Он так и вырос в четырех пеленках, потому что ровно столько получилось из нижних юбок Вишневецкой, а последнюю она оставит себе, еще цепляясь за приличия, еще отчаянно сопротивляясь уводящей ее на дно нищете.
Не узнает он о голоде и холоде, о бесчисленных унижениях, которые терпела эта полунищая «немкеня» с тощим саквояжиком и укутанным в плед ребеночком на руках, не умеющая и слова по-людски вымолвить; ни о том, как в промозглые ночи прижимала мать к себе его влажное от жара тельце, не дыханием, но жизнью своей согревая и укрывая его от беспощадного мира.
Przepraszam, Domko!
Весной, когда уже можно будет обкусывать украдкой горьковатые почки на деревьях (не оттуда ли у нас у всех неодолимое желание разгрызать по весне тонкие зеленые побеги?), их найдет посланная вслед с наставлениями опольненская домоправительница. И обомлеет, увидев на руках у худющей паненки спеленутый кричащий комочек: никаких инструкций на этот счет она, конечно, не получала.

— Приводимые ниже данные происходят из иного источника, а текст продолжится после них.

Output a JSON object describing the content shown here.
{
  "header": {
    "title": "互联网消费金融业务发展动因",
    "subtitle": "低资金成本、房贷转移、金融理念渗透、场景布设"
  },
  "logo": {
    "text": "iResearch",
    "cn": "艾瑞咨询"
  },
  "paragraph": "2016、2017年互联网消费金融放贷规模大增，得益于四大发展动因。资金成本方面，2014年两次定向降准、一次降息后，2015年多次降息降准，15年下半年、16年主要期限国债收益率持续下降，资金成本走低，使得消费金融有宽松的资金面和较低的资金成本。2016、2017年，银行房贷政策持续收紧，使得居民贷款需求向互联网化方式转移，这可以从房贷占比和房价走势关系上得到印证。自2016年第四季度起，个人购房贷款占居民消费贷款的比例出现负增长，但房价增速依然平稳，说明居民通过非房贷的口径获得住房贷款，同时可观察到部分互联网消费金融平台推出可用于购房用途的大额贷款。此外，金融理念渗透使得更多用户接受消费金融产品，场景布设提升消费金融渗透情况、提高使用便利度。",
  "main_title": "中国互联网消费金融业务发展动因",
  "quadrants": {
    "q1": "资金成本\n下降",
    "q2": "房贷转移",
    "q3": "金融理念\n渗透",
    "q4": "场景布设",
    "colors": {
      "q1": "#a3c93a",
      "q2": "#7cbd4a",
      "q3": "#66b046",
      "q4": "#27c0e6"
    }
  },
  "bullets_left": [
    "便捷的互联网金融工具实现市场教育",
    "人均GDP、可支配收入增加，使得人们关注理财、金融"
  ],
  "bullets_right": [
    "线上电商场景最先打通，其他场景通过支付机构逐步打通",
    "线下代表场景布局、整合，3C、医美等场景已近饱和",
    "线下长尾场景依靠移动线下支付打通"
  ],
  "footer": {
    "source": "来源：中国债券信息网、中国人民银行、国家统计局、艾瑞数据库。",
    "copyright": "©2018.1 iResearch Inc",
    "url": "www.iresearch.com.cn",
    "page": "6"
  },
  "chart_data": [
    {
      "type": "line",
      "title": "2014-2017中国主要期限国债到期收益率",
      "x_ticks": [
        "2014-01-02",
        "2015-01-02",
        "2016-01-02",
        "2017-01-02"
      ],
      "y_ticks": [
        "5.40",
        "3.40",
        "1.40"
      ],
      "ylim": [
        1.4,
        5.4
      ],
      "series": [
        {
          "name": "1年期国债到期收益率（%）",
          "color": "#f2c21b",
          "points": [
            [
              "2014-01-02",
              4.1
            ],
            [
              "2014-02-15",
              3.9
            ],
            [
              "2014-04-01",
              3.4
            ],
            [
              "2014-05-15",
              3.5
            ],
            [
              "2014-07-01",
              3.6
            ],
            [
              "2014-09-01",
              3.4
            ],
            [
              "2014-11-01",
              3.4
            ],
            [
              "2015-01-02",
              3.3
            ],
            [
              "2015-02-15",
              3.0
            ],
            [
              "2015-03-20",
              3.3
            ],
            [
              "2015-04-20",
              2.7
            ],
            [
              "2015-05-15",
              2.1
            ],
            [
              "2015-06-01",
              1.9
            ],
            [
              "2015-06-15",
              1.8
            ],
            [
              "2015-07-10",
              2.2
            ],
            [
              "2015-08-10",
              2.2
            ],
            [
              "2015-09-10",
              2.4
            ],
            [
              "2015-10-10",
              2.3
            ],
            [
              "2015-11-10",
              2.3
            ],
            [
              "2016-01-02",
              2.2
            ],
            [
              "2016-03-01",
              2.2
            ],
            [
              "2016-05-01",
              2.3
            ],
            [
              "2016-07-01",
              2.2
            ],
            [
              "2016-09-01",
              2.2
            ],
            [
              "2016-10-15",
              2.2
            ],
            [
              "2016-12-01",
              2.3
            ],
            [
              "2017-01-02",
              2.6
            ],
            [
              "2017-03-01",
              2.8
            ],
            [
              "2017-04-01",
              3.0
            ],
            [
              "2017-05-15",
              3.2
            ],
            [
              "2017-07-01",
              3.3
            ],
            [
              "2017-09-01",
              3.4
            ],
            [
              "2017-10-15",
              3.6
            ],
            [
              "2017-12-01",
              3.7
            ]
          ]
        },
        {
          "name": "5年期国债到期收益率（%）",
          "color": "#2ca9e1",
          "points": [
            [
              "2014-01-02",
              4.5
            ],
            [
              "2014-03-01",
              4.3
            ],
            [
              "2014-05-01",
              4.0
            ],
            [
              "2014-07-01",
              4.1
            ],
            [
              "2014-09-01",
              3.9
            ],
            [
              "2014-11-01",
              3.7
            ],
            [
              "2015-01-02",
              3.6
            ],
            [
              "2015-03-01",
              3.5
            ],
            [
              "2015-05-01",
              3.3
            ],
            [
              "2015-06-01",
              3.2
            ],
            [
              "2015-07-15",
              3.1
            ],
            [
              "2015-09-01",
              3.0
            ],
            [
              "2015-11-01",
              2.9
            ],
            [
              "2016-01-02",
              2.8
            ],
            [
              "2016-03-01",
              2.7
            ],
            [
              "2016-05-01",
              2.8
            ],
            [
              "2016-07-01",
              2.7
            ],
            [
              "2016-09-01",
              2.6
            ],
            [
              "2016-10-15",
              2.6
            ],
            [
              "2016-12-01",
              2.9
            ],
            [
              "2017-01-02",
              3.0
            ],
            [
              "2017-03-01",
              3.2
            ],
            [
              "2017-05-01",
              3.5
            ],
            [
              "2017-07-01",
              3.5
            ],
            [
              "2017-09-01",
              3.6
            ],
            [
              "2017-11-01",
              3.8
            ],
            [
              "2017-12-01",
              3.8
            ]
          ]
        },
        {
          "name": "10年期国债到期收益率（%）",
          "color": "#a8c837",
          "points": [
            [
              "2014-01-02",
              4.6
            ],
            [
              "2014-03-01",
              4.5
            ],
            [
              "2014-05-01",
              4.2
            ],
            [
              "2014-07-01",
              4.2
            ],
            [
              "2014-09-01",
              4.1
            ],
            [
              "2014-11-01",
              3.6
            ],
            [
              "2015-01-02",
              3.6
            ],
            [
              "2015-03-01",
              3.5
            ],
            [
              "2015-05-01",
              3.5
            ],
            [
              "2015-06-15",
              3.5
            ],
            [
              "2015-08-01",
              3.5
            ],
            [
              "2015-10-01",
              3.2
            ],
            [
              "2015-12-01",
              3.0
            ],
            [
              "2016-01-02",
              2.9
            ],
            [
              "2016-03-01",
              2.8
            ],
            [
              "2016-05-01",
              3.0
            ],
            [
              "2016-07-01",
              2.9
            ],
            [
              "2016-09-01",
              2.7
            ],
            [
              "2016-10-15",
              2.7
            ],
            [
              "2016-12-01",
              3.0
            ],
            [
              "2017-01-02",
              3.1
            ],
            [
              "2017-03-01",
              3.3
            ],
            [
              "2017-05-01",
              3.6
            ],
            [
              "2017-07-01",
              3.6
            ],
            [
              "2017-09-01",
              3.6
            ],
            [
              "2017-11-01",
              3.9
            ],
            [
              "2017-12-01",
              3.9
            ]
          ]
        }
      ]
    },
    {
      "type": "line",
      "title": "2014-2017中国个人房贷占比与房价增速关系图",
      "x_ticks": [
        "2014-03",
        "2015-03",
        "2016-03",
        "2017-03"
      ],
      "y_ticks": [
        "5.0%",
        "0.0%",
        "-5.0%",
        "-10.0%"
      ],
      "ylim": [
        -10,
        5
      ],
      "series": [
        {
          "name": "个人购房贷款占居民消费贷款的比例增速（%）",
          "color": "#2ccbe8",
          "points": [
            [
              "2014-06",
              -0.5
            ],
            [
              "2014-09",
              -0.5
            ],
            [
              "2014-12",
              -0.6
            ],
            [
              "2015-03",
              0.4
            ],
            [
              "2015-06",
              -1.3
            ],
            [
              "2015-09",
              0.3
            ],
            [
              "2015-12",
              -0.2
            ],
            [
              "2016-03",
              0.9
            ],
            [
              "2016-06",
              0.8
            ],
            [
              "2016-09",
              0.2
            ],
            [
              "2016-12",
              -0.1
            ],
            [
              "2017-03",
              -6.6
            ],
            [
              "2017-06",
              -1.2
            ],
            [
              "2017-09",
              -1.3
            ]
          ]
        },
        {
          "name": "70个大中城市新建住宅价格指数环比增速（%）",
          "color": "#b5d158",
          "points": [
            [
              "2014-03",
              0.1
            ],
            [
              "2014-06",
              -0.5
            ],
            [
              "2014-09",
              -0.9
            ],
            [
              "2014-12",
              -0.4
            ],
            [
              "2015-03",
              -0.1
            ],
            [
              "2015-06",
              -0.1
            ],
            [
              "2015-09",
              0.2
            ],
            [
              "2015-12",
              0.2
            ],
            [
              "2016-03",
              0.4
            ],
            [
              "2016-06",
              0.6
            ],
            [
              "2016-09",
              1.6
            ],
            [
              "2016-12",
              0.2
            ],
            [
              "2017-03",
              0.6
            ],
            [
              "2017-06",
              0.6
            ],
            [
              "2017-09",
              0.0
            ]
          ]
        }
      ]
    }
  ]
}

Тетушке немедля дадут знать о случившемся, и пока будут ждать ее милостивых указаний, молодая графиня под присмотром приживалки хоть отоспится в тепле и поест посытнее.
Опольненская родня распорядится отдать ребенка «в хорошие руки» и пообещает подыскать сговорчивого жениха для прикрытия сраму.
– Нет, сына никому не отдам! Мы столько с ним вытерпели. Я умру за него, – твердо скажет молодая графиня, баюкая Дамиана, и таким обжигающим взглядом упрется в приживалку, что старуха отпрянет в испуге.
К осени ей все же присмотрят осевшего под Мелитополем захудалого шляхтича Ольбромского, немолодого рыжего пустобреха, возжелавшего на определенных условиях породниться с урожденной Вишневецкой и осчастливить маленького Дамиана своей фамилией.
Тетушка без письма отошлет ей пару тысяч русскими ассигнациями и гробового вида сундук с девичьими, тесными теперь, нарядами да шляпками с парижской моды высокими тульями, весьма оживившими хуторской уклад новобрачных.
Впрочем, попадет в сундук и с добрый десяток порядочных книг, списки нот и девичий альбом молодой графини, в ажурном резном переплете слоновой кости, который она до смерти держала на видном месте в спальне под рукой. Видимо, среди прочих опольненских гостей оставил в нем когда-то свой мадригал меж засушенных иммортелей и безвестный вильневский студент…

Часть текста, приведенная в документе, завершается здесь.